The dollar steadied against the yen, supported by strong U.S. economic data while North Korea’s latest missile launch had little immediate impact on currency markets though investors are focused on how the U.S. responds to the test.
The greenback was nearly flat at 111.560 yen, after rising 0.35 percent the previous day to pull away from a low below 111.00.
“The dollar drew broad bids on strong consumer confidence data, Treasury yields holding firm and relief that the tax bill was passed by the Senate Budget Committee,” said Shin Kadota, senior strategist at Barclays in Tokyo.
Data on showed U.S consumer confidence surged to a near 17-year high in November, driven by a robust labour market.
U.S. Senate Republicans pushed forward President Donald Trump’s tax cut bill to pave the way for a full vote by the Senate, although some details of the bill were still to be settled.
The currency market was unaffected by a North Korean test launch of what appeared to be an intercontinental ballistic missile (ICBM) that landed close to Japan. It was North Korea’s first test launch since mid-September.
“The market appears to have gotten used to such events. How the United States responds, however, still bears watching,” Kadota at Barclays said.
The euro nudged up 0.1 percent to $1.1852 after dropping more than 0.5 percent overnight, pulling back from a two-month high of $1.1961 scaled on robust German data.

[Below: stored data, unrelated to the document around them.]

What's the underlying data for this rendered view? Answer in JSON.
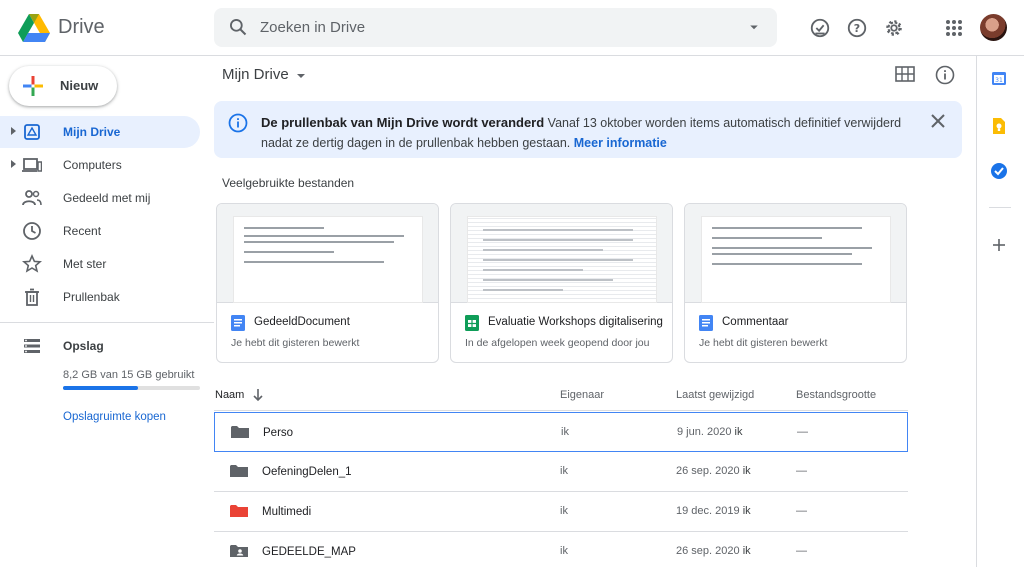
{
  "header": {
    "app_name": "Drive",
    "search_placeholder": "Zoeken in Drive"
  },
  "sidebar": {
    "new_label": "Nieuw",
    "items": [
      {
        "label": "Mijn Drive",
        "icon": "my-drive-icon"
      },
      {
        "label": "Computers",
        "icon": "computers-icon"
      },
      {
        "label": "Gedeeld met mij",
        "icon": "shared-icon"
      },
      {
        "label": "Recent",
        "icon": "clock-icon"
      },
      {
        "label": "Met ster",
        "icon": "star-icon"
      },
      {
        "label": "Prullenbak",
        "icon": "trash-icon"
      }
    ],
    "storage_label": "Opslag",
    "storage_usage": "8,2 GB van 15 GB gebruikt",
    "storage_fraction": 0.55,
    "buy_storage": "Opslagruimte kopen"
  },
  "main": {
    "breadcrumb": "Mijn Drive",
    "notice": {
      "title": "De prullenbak van Mijn Drive wordt veranderd",
      "body": "Vanaf 13 oktober worden items automatisch definitief verwijderd nadat ze dertig dagen in de prullenbak hebben gestaan.",
      "link": "Meer informatie"
    },
    "quick_access_title": "Veelgebruikte bestanden",
    "cards": [
      {
        "title": "GedeeldDocument",
        "subtitle": "Je hebt dit gisteren bewerkt",
        "type": "docs",
        "color": "#4285f4"
      },
      {
        "title": "Evaluatie Workshops digitalisering",
        "subtitle": "In de afgelopen week geopend door jou",
        "type": "sheets",
        "color": "#0f9d58"
      },
      {
        "title": "Commentaar",
        "subtitle": "Je hebt dit gisteren bewerkt",
        "type": "docs",
        "color": "#4285f4"
      }
    ],
    "columns": {
      "name": "Naam",
      "owner": "Eigenaar",
      "modified": "Laatst gewijzigd",
      "size": "Bestandsgrootte"
    },
    "rows": [
      {
        "name": "Perso",
        "owner": "ik",
        "date": "9 jun. 2020",
        "by": "ik",
        "size": "—",
        "folder_color": "#5f6368"
      },
      {
        "name": "OefeningDelen_1",
        "owner": "ik",
        "date": "26 sep. 2020",
        "by": "ik",
        "size": "—",
        "folder_color": "#5f6368"
      },
      {
        "name": "Multimedi",
        "owner": "ik",
        "date": "19 dec. 2019",
        "by": "ik",
        "size": "—",
        "folder_color": "#ea4335"
      },
      {
        "name": "GEDEELDE_MAP",
        "owner": "ik",
        "date": "26 sep. 2020",
        "by": "ik",
        "size": "—",
        "folder_color": "#5f6368"
      }
    ]
  }
}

The Swiss franc, which like the yen also tends to attract buyers in times of heightened geopolitical concerns, stood little changed at 0.9837 franc per dollar.
The dollar index against a basket of six major currencies was a shade lower at 93.194 following overnight gains of 0.4 percent.
While supported, the dollar was seen needing a signficant rise in Treasury yields for a further break higher.
The 10-year Treasury yield did pull away overnight from a three-week low of 2.310 percent, but it has moved in a tight 4 basis point range so far.
“Despite the latest list of potentially market-impacting events like upbeat U.S. data, tax cut-related themes and North Korea’s missile launch, the lack of volatility in Treasuries stands out,” said Makoto Noji, senior strategist at SMBC Nikko Securities.
The pound was 0.2 percent higher at $1.3368 and in close reach of a near two-month high of $1.3388 set the previous day after The Daily Telegraph reported that Britain and the European Union had agreed on the Brexit divorce bill.
The New Zealand dollar dipped 0.1 percent to $0.6895 .
The kiwi had risen to a 2-1/2-week high of $0.6945 amid a gradual ebb in domestic political concerns but was knocked off that peak after the country’s central bank sounded surprisingly relaxed about the housing market as it loosened lending restrictions.